Plantes et médicaments

Plantes et médicaments

avril 2003

Depuis l'aube des temps, les hommes se soignent avec les plantes. Mais, de la cueillette au laboratoire, les méthodes ont profondément évolué. Déterminer le principe actif, l'isoler, le synthétiser : les médicaments sont aujourd'hui le fruit d'une recherche longue et coûteuse.

Les vertus thérapeutiques des plantes sont connues depuis la préhistoire. Les hommes apprirent souvent à leurs dépens à distinguer les végétaux toxiques des bénéfiques. Puis ces plantes médicinales, appelées simples, furent séchées et préparées en infusion. Ces méthodes perdurent, quoique marginales, et la phytothérapie, ou soin des maladies par les plantes, est aujourd'hui une discipline à part entière. Même dans la pharmacopée classique, les plantes restent au coeur des médicaments. Ou, du moins, leurs principes actifs, ces molécules aptes à corriger déséquilibres ou dysfonctionnements dans l'organisme. La plante n'en possède souvent qu'un : par exemple, la digitaline pour la digitale, la morphine pour l'opium ; ou encore le taxotère pour loeif, une molécule active dans le traitement du cancer, découverte récemment. Près de 50 % des produits thérapeutiques commercialisés ont une origine naturelle. Les plantes n'ont d'ailleurs pas fini de nous étonner : sur les 250 000 à 300 000 espèces recensées, on suppose qu'environ 35 000 possèdent des propriétés médicinales. Or, jusqu'à présent, seulement 5 000 ont été étudiées !

On a donc appris, depuis le XXe siècle, à isoler ces principes actifs, à les extraire et à les transformer. Une nouvelle étape a été franchie depuis que l'on sait modifier un végétal par génie génétique, afin qu'il produise le principe actif désiré à grande échelle et en toute sécurité sanitaire. La création de médicaments nécessite néanmoins la mise en oeuvre de procédés complexes, longs et coûteux : il faut définir la molécule susceptible d'agir, puis la trouver.
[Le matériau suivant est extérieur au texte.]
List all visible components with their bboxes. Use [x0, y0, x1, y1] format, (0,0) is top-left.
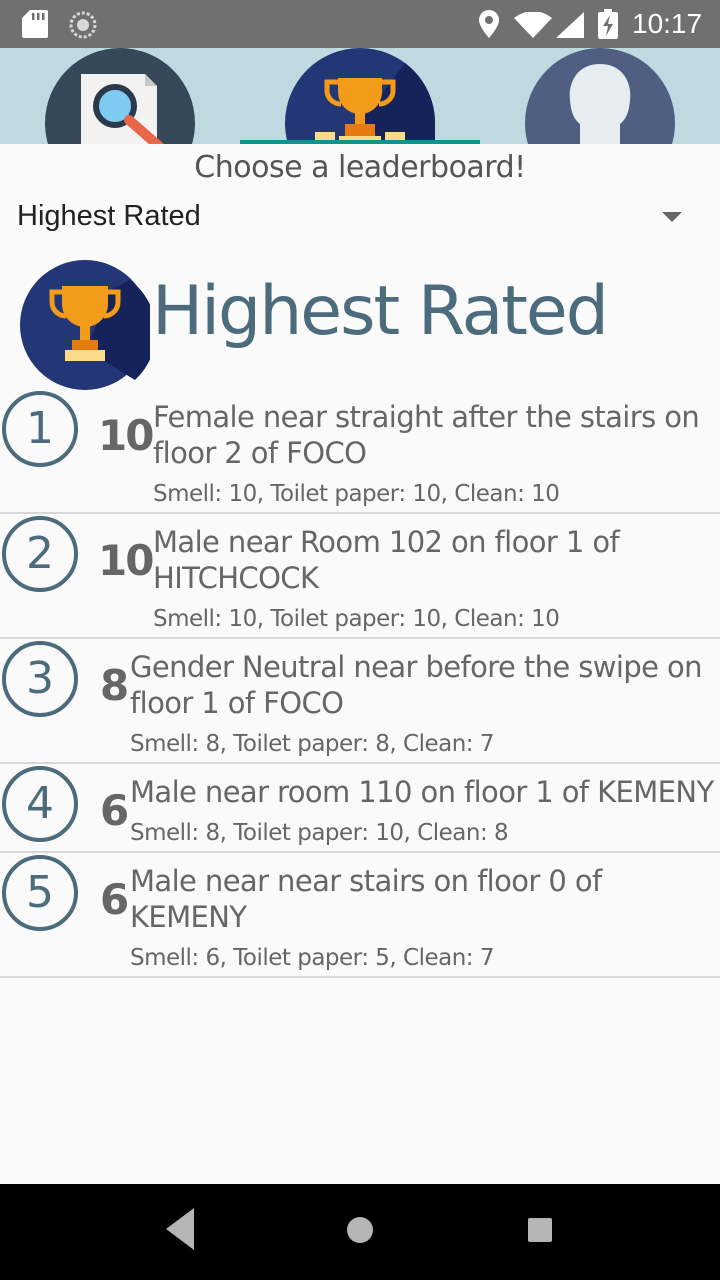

Si elle existe déjà, par exemple dans une plante, elle doit être purifiée afin d'éliminer toute trace des autres composants. Commence alors une nouvelle aventure : celle du médicament proprement dit.
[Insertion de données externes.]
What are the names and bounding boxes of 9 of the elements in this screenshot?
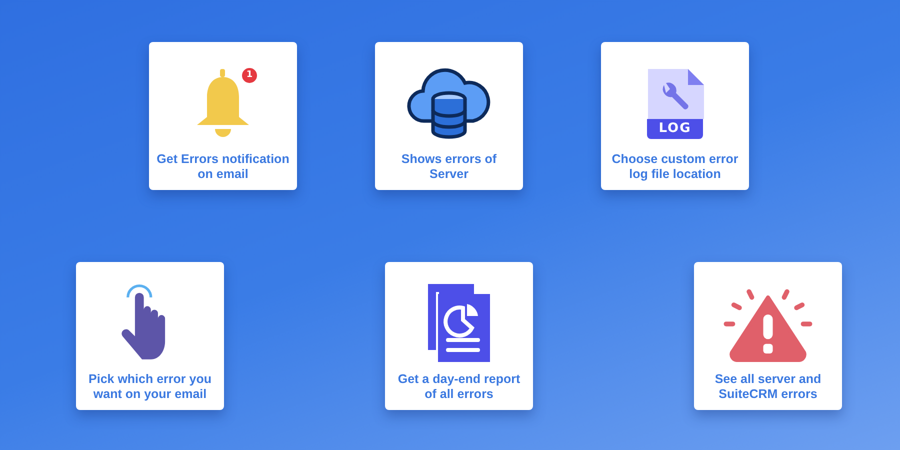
report-icon <box>426 282 492 364</box>
notification-badge: 1 <box>240 66 259 85</box>
feature-label: See all server and SuiteCRM errors <box>714 372 822 402</box>
feature-label: Get a day-end report of all errors <box>396 372 522 402</box>
feature-label: Get Errors notification on email <box>156 152 290 182</box>
file-label: LOG <box>647 119 703 139</box>
feature-label: Choose custom error log file location <box>610 152 740 182</box>
feature-label: Shows errors of Server <box>400 152 498 182</box>
feature-label: Pick which error you want on your email <box>88 372 212 402</box>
 Le chemin est long, de la molécule "active" au médicament : avant qu"il puisse être mis sur le marché, dix à douze années peuvent s"écouler. La première étape est l"étude des effets de la nouvelle molécule sur des cultures cellulaires. Puis, afin d"évaluer sa toxicité et son efficacité, des tests sur animaux sont mis en place. Parallèlement, la forme galénique (sirop, spray, pilule...) est définie. Le médicament est ensuite essayé sur des volontaires sains, avant d"être proposé à des patients informés et sélectionnés. Sur 100 000 substances de départ, 5 seulement deviennent des médicaments !



 PHYTOTHERAPIE
 Qui s'occupe de faire pousser les plantes à la base des médicaments de demain ? Les semenciers...

Ainsi, la société Meristem® élabore des protéines recombinantes (1) thérapeutiques végétales pour l'industrie pharmaceutique. Par exemple, des molécules destinées à soigner les malades atteints de mucoviscidose, produites par des plantes hôtes. Pour cultiver ces dernières (la plupart du temps du maïs ou du tabac), elle fait appel à l'expérience et au savoir-faire du semencier Limagrain. Le groupe fait bénéficier Meristem® de ses techniques brevetées, comme ses semences mâles stériles afin d'éviter toute dissémination incontrôlée du pollen, ou encore ses banques de gènes.

Utiliser des végétaux pour créer des protéines recombinantes thérapeutiques présente de multiples avantages. Notamment, une sécurité hygiénique parfaite, puisqu'aucun agent pathogène végétal ne peut infester l'homme. En outre, les infrastructures agricoles existantes permettent de produire les principes actifs très rapidement et à des coûts relativement faibles.

(Source : Meristem®)

(1) C'est-à-dire issues d'un gène modifié.